Fadli menjelaskan, inisiatif ini bukan merupakan program baru, melainkan kelanjutan dari penyempurnaan narasi sejarah nasional yang terakhir kali diperbarui lebih dari dua dekade lalu, tepatnya pada era Presiden B.J. Habibie. Menurutnya, penyegaran narasi sejarah sangat penting untuk menjawab kebutuhan zaman dan relevansi terhadap generasi muda.
“Sejarah adalah identitas bangsa. Ia bukan sekadar catatan masa lalu, tapi juga alat edukasi untuk membentuk kesadaran kebangsaan, terutama bagi anak-anak kita di era globalisasi,” ungkap Fadli.
Penulisan sejarah nasional ini, sambungnya, akan berpijak pada perspektif Indonesia-sentris, yang menempatkan kepentingan nasional sebagai fokus utama.

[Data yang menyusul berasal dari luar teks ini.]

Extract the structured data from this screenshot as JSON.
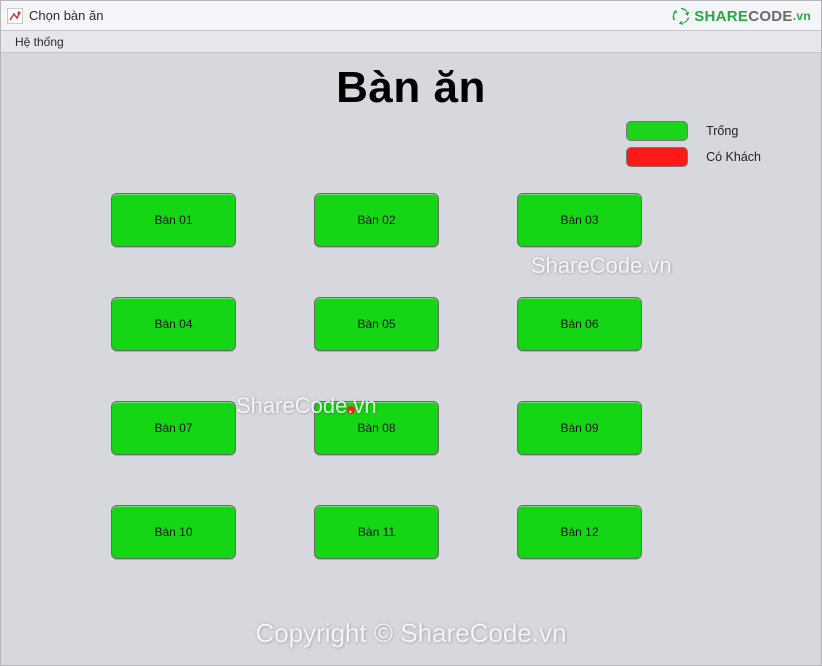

Dalam konteks masa kolonial, Fadli menekankan pentingnya mengedepankan semangat perjuangan, bukan hanya durasi penjajahan.
“Yang penting bukan seberapa lama kita dijajah, tetapi bagaimana perjuangan melawan penjajahan menjadi bagian dari narasi kebangsaan kita,” tegasnya.
Lebih lanjut, proses penulisan juga akan mengakomodasi berbagai temuan arkeologis terbaru, termasuk bukti peradaban awal di Nusantara yang diperkirakan berusia lebih dari 1,8 juta tahun. Penemuan ini, menurut Fadli, menjadi bukti bahwa Indonesia merupakan salah satu pusat peradaban tertua dunia.
Di tengah sorotan publik, Fadli turut menanggapi perdebatan seputar penggunaan istilah “pemerkosaan massal” dalam peristiwa kerusuhan Mei 1998. Ia menyatakan tidak menyangkal adanya kasus kekerasan seksual dan mengutuk keras peristiwa tersebut. Namun, Fadli menyampaikan keberatan pribadi atas diksi “massal” yang menurutnya dapat menimbulkan tafsir adanya pola sistematis.
“Saya siap mendiskusikan isu ini dalam forum akademik dan publik. Tapi saya tegaskan, pendapat pribadi saya tidak akan memengaruhi narasi sejarah yang ditulis oleh tim ahli secara objektif dan independen,” ucapnya.
Fadli menambahkan, sejarah harus membangkitkan rasa bangga sebagai bangsa, bukan sekadar membuka luka lama, meskipun peristiwa tragis tetap harus diangkat secara jujur dan adil.
“Sejarah harus membangkitkan rasa bangga, bukan trauma. Tapi itu tidak berarti kita melupakan. Justru kita angkat semuanya secara jujur dan adil,” katanya.
Penyusunan buku sejarah nasional ini dilakukan oleh tim sejarawan independen dan kredibel, yang dijamin bebas dari intervensi politik maupun internal kementerian. Selanjutnya, pemerintah akan menggelar uji publik di berbagai daerah guna menjaring partisipasi masyarakat secara luas.
Ketua Komisi X DPR RI, Hetifah Sjaifudian, turut mendorong agar proses uji publik dapat segera digelar. Ia menekankan pentingnya keterlibatan publik agar buku sejarah yang baru benar-benar mencerminkan aspirasi dan sensitivitas semua kalangan.
Dengan semangat transparansi dan kolaborasi, penulisan sejarah nasional kali ini diharapkan menjadi tonggak penting dalam membangun narasi kebangsaan yang utuh dan inklusif untuk generasi masa depan.